By clicking “Sign up for GitHub”, you agree to our terms of service and privacy statement. We’ll occasionally send you account related emails.

Already on GitHub? Sign in to your account

KC_TRANS #55

Open
hasumikin opened this issue Jan 30, 2022 · 4 comments
Open

KC_TRANS #55

hasumikin opened this issue Jan 30, 2022 · 4 comments
Labels
good first issue Good for newcomers

Comments

@hasumikin
Copy link
Member

hasumikin commented Jan 30, 2022

#51

Aliases: KC_TRNS and _______ (seven "_"s)

@hasumikin hasumikin added the good first issue Good for newcomers label Jan 30, 2022
@hasumikin hasumikin changed the title KC_TRANS and _______ KC_TRANS Jan 30, 2022
@rschenk
Copy link

rschenk commented Jul 1, 2022

I looked into this issue, but I think implementing transparent keys will require refactoring the way layers are implemented to introduce the concept of whether a layer is active or not.

Imagine the following hypothetical keyboard:

#                          key1     key2     key3 
kbd.add_layer :default, %i(KC_A     KC_B     KC_C     SPC_NUM ENT_SYM ESC_NAV)
kbd.add_layer :numbers, %i(_______  KC_2     KC_3     SPC_NUM ENT_SYM ESC_NAV)
kbd.add_layer :symbols, %i(KC_DOT   _______  KC_COMMA SPC_NUM ENT_SYM ESC_NAV)
kbd.add_layer :nav,     %i(KC_UP    KC_DOWN  _______  SPC_NUM ENT_SYM ESC_NAV)

kbd.define_mode_key :SPC_NUM, [ :KC_SPACE, :numbers, 200, 200 ]
kbd.define_mode_key :ENT_SYM, [ :KC_ENTER, :symbols, 200, 200 ]
kbd.define_mode_key :ESC_NAV, [ :KC_ESC,   :nav,     200, 200 ]
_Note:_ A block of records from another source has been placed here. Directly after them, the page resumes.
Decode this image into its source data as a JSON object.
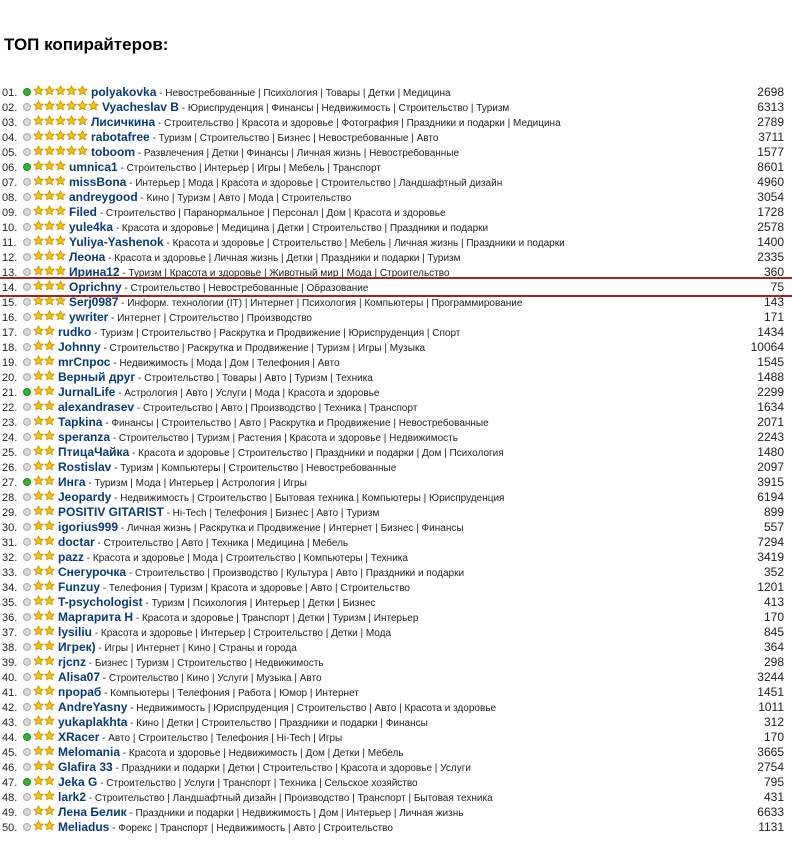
{
  "title": "ТОП копирайтеров:",
  "colors": {
    "star": "#f5c400",
    "star_stroke": "#c48a00",
    "name": "#0a3a7a",
    "highlight": "#a3271c",
    "online": "#2fb52f"
  },
  "rows": [
    {
      "num": "01.",
      "online": true,
      "stars": 5,
      "name": "polyakovka",
      "cats": "Невостребованные | Психология | Товары | Детки | Медицина",
      "count": "2698"
    },
    {
      "num": "02.",
      "online": false,
      "stars": 6,
      "name": "Vyacheslav B",
      "cats": "Юриспруденция | Финансы | Недвижимость | Строительство | Туризм",
      "count": "6313"
    },
    {
      "num": "03.",
      "online": false,
      "stars": 5,
      "name": "Лисичкина",
      "cats": "Строительство | Красота и здоровье | Фотография | Праздники и подарки | Медицина",
      "count": "2789"
    },
    {
      "num": "04.",
      "online": false,
      "stars": 5,
      "name": "rabotafree",
      "cats": "Туризм | Строительство | Бизнес | Невостребованные | Авто",
      "count": "3711"
    },
    {
      "num": "05.",
      "online": false,
      "stars": 5,
      "name": "toboom",
      "cats": "Развлечения | Детки | Финансы | Личная жизнь | Невостребованные",
      "count": "1577"
    },
    {
      "num": "06.",
      "online": true,
      "stars": 3,
      "name": "umnica1",
      "cats": "Строительство | Интерьер | Игры | Мебель | Транспорт",
      "count": "8601"
    },
    {
      "num": "07.",
      "online": false,
      "stars": 3,
      "name": "missBona",
      "cats": "Интерьер | Мода | Красота и здоровье | Строительство | Ландшафтный дизайн",
      "count": "4960"
    },
    {
      "num": "08.",
      "online": false,
      "stars": 3,
      "name": "andreygood",
      "cats": "Кино | Туризм | Авто | Мода | Строительство",
      "count": "3054"
    },
    {
      "num": "09.",
      "online": false,
      "stars": 3,
      "name": "Filed",
      "cats": "Строительство | Паранормальное | Персонал | Дом | Красота и здоровье",
      "count": "1728"
    },
    {
      "num": "10.",
      "online": false,
      "stars": 3,
      "name": "yule4ka",
      "cats": "Красота и здоровье | Медицина | Детки | Строительство | Праздники и подарки",
      "count": "2578"
    },
    {
      "num": "11.",
      "online": false,
      "stars": 3,
      "name": "Yuliya-Yashenok",
      "cats": "Красота и здоровье | Строительство | Мебель | Личная жизнь | Праздники и подарки",
      "count": "1400"
    },
    {
      "num": "12.",
      "online": false,
      "stars": 3,
      "name": "Леона",
      "cats": "Красота и здоровье | Личная жизнь | Детки | Праздники и подарки | Туризм",
      "count": "2335"
    },
    {
      "num": "13.",
      "online": false,
      "stars": 3,
      "name": "Ирина12",
      "cats": "Туризм | Красота и здоровье | Животный мир | Мода | Строительство",
      "count": "360"
    },
    {
      "num": "14.",
      "online": false,
      "stars": 3,
      "name": "Oprichny",
      "cats": "Строительство | Невостребованные | Образование",
      "count": "75"
    },
    {
      "num": "15.",
      "online": false,
      "stars": 3,
      "name": "Serj0987",
      "cats": "Информ. технологии (IT) | Интернет | Психология | Компьютеры | Программирование",
      "count": "143"
    },
    {
      "num": "16.",
      "online": false,
      "stars": 3,
      "name": "ywriter",
      "cats": "Интернет | Строительство | Производство",
      "count": "171"
    },
    {
      "num": "17.",
      "online": false,
      "stars": 2,
      "name": "rudko",
      "cats": "Туризм | Строительство | Раскрутка и Продвижение | Юриспруденция | Спорт",
      "count": "1434"
    },
    {
      "num": "18.",
      "online": false,
      "stars": 2,
      "name": "Johnny",
      "cats": "Строительство | Раскрутка и Продвижение | Туризм | Игры | Музыка",
      "count": "10064"
    },
    {
      "num": "19.",
      "online": false,
      "stars": 2,
      "name": "mrСпрос",
      "cats": "Недвижимость | Мода | Дом | Телефония | Авто",
      "count": "1545"
    },
    {
      "num": "20.",
      "online": false,
      "stars": 2,
      "name": "Верный друг",
      "cats": "Строительство | Товары | Авто | Туризм | Техника",
      "count": "1488"
    },
    {
      "num": "21.",
      "online": true,
      "stars": 2,
      "name": "JurnalLife",
      "cats": "Астрология | Авто | Услуги | Мода | Красота и здоровье",
      "count": "2299"
    },
    {
      "num": "22.",
      "online": false,
      "stars": 2,
      "name": "alexandrasev",
      "cats": "Строительство | Авто | Производство | Техника | Транспорт",
      "count": "1634"
    },
    {
      "num": "23.",
      "online": false,
      "stars": 2,
      "name": "Tapkina",
      "cats": "Финансы | Строительство | Авто | Раскрутка и Продвижение | Невостребованные",
      "count": "2071"
    },
    {
      "num": "24.",
      "online": false,
      "stars": 2,
      "name": "speranza",
      "cats": "Строительство | Туризм | Растения | Красота и здоровье | Недвижимость",
      "count": "2243"
    },
    {
      "num": "25.",
      "online": false,
      "stars": 2,
      "name": "ПтицаЧайка",
      "cats": "Красота и здоровье | Строительство | Праздники и подарки | Дом | Психология",
      "count": "1480"
    },
    {
      "num": "26.",
      "online": false,
      "stars": 2,
      "name": "Rostislav",
      "cats": "Туризм | Компьютеры | Строительство | Невостребованные",
      "count": "2097"
    },
    {
      "num": "27.",
      "online": true,
      "stars": 2,
      "name": "Инга",
      "cats": "Туризм | Мода | Интерьер | Астрология | Игры",
      "count": "3915"
    },
    {
      "num": "28.",
      "online": false,
      "stars": 2,
      "name": "Jeopardy",
      "cats": "Недвижимость | Строительство | Бытовая техника | Компьютеры | Юриспруденция",
      "count": "6194"
    },
    {
      "num": "29.",
      "online": false,
      "stars": 2,
      "name": "POSITIV GITARIST",
      "cats": "Hi-Tech | Телефония | Бизнес | Авто | Туризм",
      "count": "899"
    },
    {
      "num": "30.",
      "online": false,
      "stars": 2,
      "name": "igorius999",
      "cats": "Личная жизнь | Раскрутка и Продвижение | Интернет | Бизнес | Финансы",
      "count": "557"
    },
    {
      "num": "31.",
      "online": false,
      "stars": 2,
      "name": "doctar",
      "cats": "Строительство | Авто | Техника | Медицина | Мебель",
      "count": "7294"
    },
    {
      "num": "32.",
      "online": false,
      "stars": 2,
      "name": "pazz",
      "cats": "Красота и здоровье | Мода | Строительство | Компьютеры | Техника",
      "count": "3419"
    },
    {
      "num": "33.",
      "online": false,
      "stars": 2,
      "name": "Снегурочка",
      "cats": "Строительство | Производство | Культура | Авто | Праздники и подарки",
      "count": "352"
    },
    {
      "num": "34.",
      "online": false,
      "stars": 2,
      "name": "Funzuy",
      "cats": "Телефония | Туризм | Красота и здоровье | Авто | Строительство",
      "count": "1201"
    },
    {
      "num": "35.",
      "online": false,
      "stars": 2,
      "name": "T-psychologist",
      "cats": "Туризм | Психология | Интерьер | Детки | Бизнес",
      "count": "413"
    },
    {
      "num": "36.",
      "online": false,
      "stars": 2,
      "name": "Маргарита Н",
      "cats": "Красота и здоровье | Транспорт | Детки | Туризм | Интерьер",
      "count": "170"
    },
    {
      "num": "37.",
      "online": false,
      "stars": 2,
      "name": "lysiliu",
      "cats": "Красота и здоровье | Интерьер | Строительство | Детки | Мода",
      "count": "845"
    },
    {
      "num": "38.",
      "online": false,
      "stars": 2,
      "name": "Игрек)",
      "cats": "Игры | Интернет | Кино | Страны и города",
      "count": "364"
    },
    {
      "num": "39.",
      "online": false,
      "stars": 2,
      "name": "rjcnz",
      "cats": "Бизнес | Туризм | Строительство | Недвижимость",
      "count": "298"
    },
    {
      "num": "40.",
      "online": false,
      "stars": 2,
      "name": "Alisa07",
      "cats": "Строительство | Кино | Услуги | Музыка | Авто",
      "count": "3244"
    },
    {
      "num": "41.",
      "online": false,
      "stars": 2,
      "name": "прораб",
      "cats": "Компьютеры | Телефония | Работа | Юмор | Интернет",
      "count": "1451"
    },
    {
      "num": "42.",
      "online": false,
      "stars": 2,
      "name": "AndreYasny",
      "cats": "Недвижимость | Юриспруденция | Строительство | Авто | Красота и здоровье",
      "count": "1011"
    },
    {
      "num": "43.",
      "online": false,
      "stars": 2,
      "name": "yukaplakhta",
      "cats": "Кино | Детки | Строительство | Праздники и подарки | Финансы",
      "count": "312"
    },
    {
      "num": "44.",
      "online": true,
      "stars": 2,
      "name": "XRacer",
      "cats": "Авто | Строительство | Телефония | Hi-Tech | Игры",
      "count": "170"
    },
    {
      "num": "45.",
      "online": false,
      "stars": 2,
      "name": "Melomania",
      "cats": "Красота и здоровье | Недвижимость | Дом | Детки | Мебель",
      "count": "3665"
    },
    {
      "num": "46.",
      "online": false,
      "stars": 2,
      "name": "Glafira 33",
      "cats": "Праздники и подарки | Детки | Строительство | Красота и здоровье | Услуги",
      "count": "2754"
    },
    {
      "num": "47.",
      "online": true,
      "stars": 2,
      "name": "Jeka G",
      "cats": "Строительство | Услуги | Транспорт | Техника | Сельское хозяйство",
      "count": "795"
    },
    {
      "num": "48.",
      "online": false,
      "stars": 2,
      "name": "lark2",
      "cats": "Строительство | Ландшафтный дизайн | Производство | Транспорт | Бытовая техника",
      "count": "431"
    },
    {
      "num": "49.",
      "online": false,
      "stars": 2,
      "name": "Лена Белик",
      "cats": "Праздники и подарки | Недвижимость | Дом | Интерьер | Личная жизнь",
      "count": "6633"
    },
    {
      "num": "50.",
      "online": false,
      "stars": 2,
      "name": "Meliadus",
      "cats": "Форекс | Транспорт | Недвижимость | Авто | Строительство",
      "count": "1131"
    }
  ]
}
Case 1 Hold down SPC_NUM and tap key1
Expected behavior: send "A" to host
Actual behavior if _______ was implemented with current layer model: ✅ "A" sent to host

Case 2 Hold down ENT_SYM and tap key2
Expected behavior: send "B" to host
Actual behavior if _______ was implemented with current layer model:

  • if we defer to the next layer in the stack, then ❌ "2" sent to host
  • if we defer always to the default layer, then ✅ "B" sent to host

Case 3 Hold down ESC_NAV and hold down SPC_NUM and tap key3
Expected behavior: send "3" to host
Actual behavior if _______ was implemented with current layer model:

  • if we defer to the next layer in the stack, then ❌ "," sent to host
  • if we defer always to the default layer, then ❌ "C" sent to host

The problem is that a transparent keycode needs to consider the layers that are currently active underneath it, not just whatever layer is underneath it, and there is no concept in PRK at the moment that multiple layers could be active.
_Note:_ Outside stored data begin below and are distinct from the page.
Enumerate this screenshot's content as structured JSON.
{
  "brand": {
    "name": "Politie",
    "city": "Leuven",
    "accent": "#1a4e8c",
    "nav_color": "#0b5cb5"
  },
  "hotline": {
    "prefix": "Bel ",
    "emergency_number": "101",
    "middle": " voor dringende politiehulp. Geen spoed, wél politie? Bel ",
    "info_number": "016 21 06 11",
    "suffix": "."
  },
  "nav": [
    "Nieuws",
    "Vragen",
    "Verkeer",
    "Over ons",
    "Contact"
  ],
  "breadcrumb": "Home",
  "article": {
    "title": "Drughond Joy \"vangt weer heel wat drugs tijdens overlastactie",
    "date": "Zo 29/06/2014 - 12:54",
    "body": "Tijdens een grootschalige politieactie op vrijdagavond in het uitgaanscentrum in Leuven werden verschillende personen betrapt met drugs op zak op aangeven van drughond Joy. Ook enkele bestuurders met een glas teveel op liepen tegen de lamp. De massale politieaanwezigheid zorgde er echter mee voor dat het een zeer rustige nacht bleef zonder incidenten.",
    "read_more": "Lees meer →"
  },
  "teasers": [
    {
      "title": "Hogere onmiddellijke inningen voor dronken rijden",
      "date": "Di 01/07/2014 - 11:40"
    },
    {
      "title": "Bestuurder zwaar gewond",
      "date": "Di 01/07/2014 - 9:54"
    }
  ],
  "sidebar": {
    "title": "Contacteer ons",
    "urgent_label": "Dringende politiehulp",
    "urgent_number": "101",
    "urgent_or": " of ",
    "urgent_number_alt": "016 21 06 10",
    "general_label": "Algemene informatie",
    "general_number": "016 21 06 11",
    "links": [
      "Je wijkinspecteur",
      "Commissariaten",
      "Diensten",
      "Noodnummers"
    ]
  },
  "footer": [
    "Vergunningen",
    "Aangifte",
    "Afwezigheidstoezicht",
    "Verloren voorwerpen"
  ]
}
Not sure if refactoring the layer model is something that should be undertaken right now, or if it should wait?

Edit: having thought about this some more, perhaps having _______ always defer to the default layer is good enough? At least for now?

@hasumikin
Copy link
Member Author

hasumikin commented Jul 3, 2022

@rschenk Good point, thanks!
We need to investigate the spec of QMK Firmware as it's the defacto standard, I guess

@rschenk
Copy link

rschenk commented Jul 4, 2022

It does look like QMK has the notion of multiple active layers:

you can change layer_state to overlay the base layer with other layers

-- Multiple active layers.

The firmware works its way down from the highest active layers to look up keycodes. Once the firmware locates a keycode other than KC_TRNS (transparent) on an active layer, it stops searching, and lower layers aren't referenced.

-- Layer precedence

So it seems like PRK needs to get the concept of active layers.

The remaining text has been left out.